Driving Moore's Law
By Egan Orion: Wednesday 13 August 2003, 11:15
"Gin a body meet a body
Comin thro' the glen,
Gin a body kiss a body,
Need the warl' ken?" (Robert Burns scratched it on the window of the Globe Tavern in Dumfries, Scotland using a diamond ring.)
IN A FEW YEARS diamonds will lose their high values, according to an article appearing in yesterday's online edition of Wired.
The De Beers cartel, which has tightly controlled diamond prices through various means for more than a century, is alarmed at this prospect. But De Beers is not going to be able to win. Synthetic diamonds are here.
Two companies -- Gemesis in Florida and Apollo Diamond in Massachusetts -- are perfecting processes for growing real diamonds that are virtually indistinguishable from naturally produced stones. Although mechanically produced diamonds can be detected with infrared spectroscopy, the other process, chemical vapor deposition, "grows" diamonds that are suspected only because they're perfectly flawless, as rarely occurs in nature.

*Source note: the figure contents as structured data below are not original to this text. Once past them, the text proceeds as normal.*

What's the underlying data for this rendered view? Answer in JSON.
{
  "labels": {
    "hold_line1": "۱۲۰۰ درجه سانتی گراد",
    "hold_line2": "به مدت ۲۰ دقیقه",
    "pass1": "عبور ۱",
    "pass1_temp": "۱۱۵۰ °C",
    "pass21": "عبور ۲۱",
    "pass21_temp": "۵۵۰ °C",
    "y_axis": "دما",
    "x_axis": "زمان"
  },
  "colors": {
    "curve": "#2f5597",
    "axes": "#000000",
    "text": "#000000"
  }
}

Aside from upsetting the economics of the gem diamond trade, this shows promise for driving semiconductor manufacturing to a new level. Diamond is likely the best possible semiconductor due to its mechanical strength and high heat dissipation capacity. Look for diamond-based chips in just a few years. If the US doesn't develop diamond semiconductor technology first, either Japan or Europe, or perhaps China, will. It will transform the semiconductor and electronics manufacturing industries. Can ceramic, high-temp mainboards and serious cooling technologies be far behind?